Daniel McKay

Personal information
- Full name: Daniel Mckay
- Date of birth: 16 April 1991 (age 33)
- Place of birth: Scotland
- Position(s): Striker

Senior career*
- Years: Team / Apps / (Gls)
- 2009–2012: Kilmarnock / 0 / (0)
- 2009–2010: → Arbroath (loan) / 0 / (0)
- 2010: → Ayr United (loan) / 13 / (4)
- 2010: → Ayr United (loan) / 12 / (3)
- 2011: → Brechin City (loan) / 16 / (0)
- 2012: Albion Rovers / 8 / (0)
- 2012–2013: Arthurlie
- 2013–2015: Beith Juniors
- 2015–2017: Neilston Juniors
- 2017: Irvine Meadow
- 2018–2019: Troon / 35 / (11)
- 2019–2020: Arthurlie
- 2020–202?: Benburb

= Daniel McKay =

Scottish footballer

Daniel McKay is a Scottish professional footballer, playing as a striker.

==Career==
McKay started his career at Kilmarnock and was named the first Clydesdale Bank under-19 League "Rising Star" of the 2009–10 Scottish Premier League season.

In December 2009, McKay had a one-month loan spell at Arbroath but made no appearances due to the inclement weather in Scotland.
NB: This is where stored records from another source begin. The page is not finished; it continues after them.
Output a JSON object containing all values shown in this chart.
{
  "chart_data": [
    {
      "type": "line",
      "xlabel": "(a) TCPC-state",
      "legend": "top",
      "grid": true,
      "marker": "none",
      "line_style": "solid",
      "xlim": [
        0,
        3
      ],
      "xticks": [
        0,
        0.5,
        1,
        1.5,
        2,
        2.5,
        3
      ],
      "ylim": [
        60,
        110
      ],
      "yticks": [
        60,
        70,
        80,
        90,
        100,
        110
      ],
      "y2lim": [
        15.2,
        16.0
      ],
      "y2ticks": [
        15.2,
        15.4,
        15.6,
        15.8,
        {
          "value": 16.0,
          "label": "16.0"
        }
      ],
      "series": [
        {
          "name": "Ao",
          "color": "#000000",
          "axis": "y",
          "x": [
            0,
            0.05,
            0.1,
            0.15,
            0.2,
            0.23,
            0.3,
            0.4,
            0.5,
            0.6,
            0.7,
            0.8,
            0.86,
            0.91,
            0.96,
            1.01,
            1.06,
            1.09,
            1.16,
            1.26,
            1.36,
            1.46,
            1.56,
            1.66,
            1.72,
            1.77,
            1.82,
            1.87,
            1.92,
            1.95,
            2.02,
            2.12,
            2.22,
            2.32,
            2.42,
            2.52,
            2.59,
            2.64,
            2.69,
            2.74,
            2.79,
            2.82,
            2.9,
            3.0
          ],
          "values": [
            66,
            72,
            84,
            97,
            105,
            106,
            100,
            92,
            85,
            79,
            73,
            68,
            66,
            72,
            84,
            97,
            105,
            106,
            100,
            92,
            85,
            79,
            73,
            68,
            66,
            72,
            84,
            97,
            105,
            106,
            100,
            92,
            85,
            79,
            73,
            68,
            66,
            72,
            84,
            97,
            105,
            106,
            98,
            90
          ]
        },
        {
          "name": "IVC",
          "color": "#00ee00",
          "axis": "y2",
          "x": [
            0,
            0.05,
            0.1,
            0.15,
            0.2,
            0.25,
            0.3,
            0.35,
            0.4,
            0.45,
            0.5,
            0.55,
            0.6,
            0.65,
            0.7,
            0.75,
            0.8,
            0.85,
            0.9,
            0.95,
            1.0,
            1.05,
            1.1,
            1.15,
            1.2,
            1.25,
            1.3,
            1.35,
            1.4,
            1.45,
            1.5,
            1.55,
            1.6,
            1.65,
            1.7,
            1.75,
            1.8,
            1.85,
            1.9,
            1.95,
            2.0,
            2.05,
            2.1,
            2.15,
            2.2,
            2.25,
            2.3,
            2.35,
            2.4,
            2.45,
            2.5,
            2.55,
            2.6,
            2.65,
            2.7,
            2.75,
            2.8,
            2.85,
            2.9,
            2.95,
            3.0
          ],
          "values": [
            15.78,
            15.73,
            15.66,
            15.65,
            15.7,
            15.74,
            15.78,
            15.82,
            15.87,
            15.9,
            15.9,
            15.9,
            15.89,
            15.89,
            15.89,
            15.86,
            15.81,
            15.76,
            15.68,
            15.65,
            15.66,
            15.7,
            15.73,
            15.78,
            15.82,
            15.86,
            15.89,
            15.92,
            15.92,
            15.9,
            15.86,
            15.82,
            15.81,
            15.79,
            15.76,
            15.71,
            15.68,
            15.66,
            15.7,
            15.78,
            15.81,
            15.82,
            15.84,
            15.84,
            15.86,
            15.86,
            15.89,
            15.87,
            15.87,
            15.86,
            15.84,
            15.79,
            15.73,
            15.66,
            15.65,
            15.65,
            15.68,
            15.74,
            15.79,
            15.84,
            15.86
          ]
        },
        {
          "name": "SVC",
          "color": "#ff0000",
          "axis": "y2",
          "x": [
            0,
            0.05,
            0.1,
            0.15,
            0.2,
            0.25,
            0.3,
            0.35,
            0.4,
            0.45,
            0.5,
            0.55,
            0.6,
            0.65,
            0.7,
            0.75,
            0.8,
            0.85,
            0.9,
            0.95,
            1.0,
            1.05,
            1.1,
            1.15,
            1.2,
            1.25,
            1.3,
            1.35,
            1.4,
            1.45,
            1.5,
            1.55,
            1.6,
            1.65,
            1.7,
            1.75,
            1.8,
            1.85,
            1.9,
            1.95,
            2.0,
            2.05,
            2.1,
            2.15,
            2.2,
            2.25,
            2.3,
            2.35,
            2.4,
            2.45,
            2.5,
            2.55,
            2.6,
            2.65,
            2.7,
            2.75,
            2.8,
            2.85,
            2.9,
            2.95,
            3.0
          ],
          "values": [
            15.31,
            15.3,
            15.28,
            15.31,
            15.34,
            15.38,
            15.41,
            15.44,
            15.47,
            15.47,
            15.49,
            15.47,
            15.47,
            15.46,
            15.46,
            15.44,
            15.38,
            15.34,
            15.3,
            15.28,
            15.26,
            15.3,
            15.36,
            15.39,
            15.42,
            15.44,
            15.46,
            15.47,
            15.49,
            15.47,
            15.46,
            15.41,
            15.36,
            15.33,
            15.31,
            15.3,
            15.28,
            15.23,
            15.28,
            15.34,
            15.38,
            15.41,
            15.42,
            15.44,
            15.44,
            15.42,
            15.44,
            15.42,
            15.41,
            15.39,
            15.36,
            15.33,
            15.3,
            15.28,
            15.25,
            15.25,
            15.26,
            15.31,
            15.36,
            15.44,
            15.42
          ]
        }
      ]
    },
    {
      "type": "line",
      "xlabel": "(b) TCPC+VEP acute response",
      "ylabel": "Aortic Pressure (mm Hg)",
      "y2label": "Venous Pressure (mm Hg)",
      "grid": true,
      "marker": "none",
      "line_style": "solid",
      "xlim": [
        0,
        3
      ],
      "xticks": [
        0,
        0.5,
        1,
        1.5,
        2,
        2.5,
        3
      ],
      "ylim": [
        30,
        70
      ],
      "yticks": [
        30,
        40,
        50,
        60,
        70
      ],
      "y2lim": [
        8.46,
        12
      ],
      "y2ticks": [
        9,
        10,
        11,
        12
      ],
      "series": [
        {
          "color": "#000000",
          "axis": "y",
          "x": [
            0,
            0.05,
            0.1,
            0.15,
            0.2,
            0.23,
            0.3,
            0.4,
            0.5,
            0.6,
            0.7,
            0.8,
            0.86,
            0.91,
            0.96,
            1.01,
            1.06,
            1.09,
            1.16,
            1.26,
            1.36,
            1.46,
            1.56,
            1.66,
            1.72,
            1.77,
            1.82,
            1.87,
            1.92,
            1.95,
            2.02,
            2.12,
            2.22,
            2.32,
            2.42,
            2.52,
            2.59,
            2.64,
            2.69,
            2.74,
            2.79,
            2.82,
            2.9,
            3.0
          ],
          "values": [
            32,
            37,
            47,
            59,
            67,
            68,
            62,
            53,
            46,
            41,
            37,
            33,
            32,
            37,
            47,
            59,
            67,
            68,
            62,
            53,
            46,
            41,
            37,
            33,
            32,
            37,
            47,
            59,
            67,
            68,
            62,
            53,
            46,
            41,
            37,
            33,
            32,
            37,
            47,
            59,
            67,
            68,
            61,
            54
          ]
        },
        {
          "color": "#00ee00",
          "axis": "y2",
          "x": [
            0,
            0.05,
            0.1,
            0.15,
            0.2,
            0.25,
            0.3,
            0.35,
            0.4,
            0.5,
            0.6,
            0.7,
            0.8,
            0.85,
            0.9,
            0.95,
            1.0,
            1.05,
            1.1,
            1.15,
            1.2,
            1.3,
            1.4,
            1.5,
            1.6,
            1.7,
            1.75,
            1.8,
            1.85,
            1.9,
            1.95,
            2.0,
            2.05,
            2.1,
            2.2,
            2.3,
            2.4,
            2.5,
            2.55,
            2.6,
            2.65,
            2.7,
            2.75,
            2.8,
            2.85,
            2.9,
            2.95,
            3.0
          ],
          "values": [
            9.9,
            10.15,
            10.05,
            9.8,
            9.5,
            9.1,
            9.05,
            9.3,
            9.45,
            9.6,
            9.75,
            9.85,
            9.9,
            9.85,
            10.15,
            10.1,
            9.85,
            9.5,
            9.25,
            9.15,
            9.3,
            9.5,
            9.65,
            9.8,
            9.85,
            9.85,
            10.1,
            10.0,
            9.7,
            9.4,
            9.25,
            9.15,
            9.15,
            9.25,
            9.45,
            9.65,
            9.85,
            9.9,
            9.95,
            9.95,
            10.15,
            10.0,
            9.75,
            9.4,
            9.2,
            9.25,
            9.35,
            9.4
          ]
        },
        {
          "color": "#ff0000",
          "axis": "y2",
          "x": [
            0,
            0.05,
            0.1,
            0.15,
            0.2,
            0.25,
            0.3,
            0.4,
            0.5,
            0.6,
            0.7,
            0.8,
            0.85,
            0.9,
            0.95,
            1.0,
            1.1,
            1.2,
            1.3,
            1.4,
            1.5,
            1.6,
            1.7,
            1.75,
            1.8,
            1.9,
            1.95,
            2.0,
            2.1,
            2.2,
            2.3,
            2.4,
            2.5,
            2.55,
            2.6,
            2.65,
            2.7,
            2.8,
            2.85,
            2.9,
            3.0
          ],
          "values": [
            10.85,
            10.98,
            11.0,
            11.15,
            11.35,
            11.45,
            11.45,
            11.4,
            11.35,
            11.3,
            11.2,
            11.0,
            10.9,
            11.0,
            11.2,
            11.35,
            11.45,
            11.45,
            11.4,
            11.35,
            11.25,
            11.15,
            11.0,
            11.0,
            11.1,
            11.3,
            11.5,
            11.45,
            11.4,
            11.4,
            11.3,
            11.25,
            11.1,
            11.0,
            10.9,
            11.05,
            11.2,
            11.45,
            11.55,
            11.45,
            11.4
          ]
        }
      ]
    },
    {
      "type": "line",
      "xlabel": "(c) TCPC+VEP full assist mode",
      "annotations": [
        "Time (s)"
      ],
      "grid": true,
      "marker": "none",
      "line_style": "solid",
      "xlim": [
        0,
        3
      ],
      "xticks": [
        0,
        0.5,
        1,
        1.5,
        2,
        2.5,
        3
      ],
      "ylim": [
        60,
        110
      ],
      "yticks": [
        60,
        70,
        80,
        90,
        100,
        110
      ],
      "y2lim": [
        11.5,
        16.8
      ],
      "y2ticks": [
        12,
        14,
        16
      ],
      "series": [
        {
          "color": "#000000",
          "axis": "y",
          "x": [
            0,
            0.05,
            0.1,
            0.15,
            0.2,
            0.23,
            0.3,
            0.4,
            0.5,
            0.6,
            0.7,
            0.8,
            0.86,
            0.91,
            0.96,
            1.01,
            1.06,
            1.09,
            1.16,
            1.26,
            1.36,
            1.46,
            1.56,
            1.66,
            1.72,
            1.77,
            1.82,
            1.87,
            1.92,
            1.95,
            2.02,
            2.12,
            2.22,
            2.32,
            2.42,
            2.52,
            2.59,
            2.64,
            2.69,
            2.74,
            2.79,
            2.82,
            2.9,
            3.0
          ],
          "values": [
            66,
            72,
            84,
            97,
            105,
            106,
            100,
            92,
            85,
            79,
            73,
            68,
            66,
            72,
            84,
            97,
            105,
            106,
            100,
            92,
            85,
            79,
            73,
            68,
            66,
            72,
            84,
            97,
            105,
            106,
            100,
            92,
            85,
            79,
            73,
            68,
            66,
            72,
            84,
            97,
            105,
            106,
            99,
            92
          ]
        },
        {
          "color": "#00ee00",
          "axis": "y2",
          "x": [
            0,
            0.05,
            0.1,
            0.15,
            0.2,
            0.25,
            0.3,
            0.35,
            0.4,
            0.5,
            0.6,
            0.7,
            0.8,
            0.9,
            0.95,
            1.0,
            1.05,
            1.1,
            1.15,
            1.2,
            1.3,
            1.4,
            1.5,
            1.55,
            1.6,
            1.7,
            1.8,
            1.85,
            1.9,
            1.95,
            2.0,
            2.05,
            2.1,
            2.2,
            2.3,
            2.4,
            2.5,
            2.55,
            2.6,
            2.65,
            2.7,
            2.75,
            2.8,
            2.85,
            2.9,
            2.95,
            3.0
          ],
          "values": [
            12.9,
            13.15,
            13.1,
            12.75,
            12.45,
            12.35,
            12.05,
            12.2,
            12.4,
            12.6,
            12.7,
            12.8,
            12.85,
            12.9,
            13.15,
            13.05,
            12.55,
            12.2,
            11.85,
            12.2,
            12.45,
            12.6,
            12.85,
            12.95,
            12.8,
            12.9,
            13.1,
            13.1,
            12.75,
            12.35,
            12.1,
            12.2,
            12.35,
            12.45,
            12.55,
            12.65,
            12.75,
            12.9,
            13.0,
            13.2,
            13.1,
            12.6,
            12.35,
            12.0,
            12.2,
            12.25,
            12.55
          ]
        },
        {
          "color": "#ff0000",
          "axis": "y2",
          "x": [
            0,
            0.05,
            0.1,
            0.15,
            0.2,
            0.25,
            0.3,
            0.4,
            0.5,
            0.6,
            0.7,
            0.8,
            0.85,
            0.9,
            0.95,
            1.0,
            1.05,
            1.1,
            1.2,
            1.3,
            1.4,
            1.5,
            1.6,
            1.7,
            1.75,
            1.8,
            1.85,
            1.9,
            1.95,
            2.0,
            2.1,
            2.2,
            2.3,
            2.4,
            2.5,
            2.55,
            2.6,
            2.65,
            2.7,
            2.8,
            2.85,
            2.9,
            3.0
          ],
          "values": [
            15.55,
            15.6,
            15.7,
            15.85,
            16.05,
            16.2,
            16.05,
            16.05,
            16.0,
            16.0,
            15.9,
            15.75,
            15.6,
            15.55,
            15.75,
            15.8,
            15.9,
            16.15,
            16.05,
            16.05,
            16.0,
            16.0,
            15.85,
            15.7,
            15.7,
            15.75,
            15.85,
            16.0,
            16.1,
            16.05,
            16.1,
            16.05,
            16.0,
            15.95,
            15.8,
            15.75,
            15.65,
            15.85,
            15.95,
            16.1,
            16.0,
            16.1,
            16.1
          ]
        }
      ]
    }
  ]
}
McKay spent the first half of the 2010–11 season on loan at Ayr United, after a prior successful spell the previous season. After his loan deal expired he was then sent on loan to Brechin City for the remainder of the season.

In January 2012, he was released by Kilmarnock and subsequently signed for Albion Rovers.

McKay joined Junior side Arthurlie in September 2012 before moving on to Beith Juniors in March the following year. He signed for Neilston Juniors in January 2015.

After a brief spell at Irvine Meadow, McKay signed for Troon on 11 January 2018.

==Personal life==
He is the brother of fellow footballer Barrie McKay.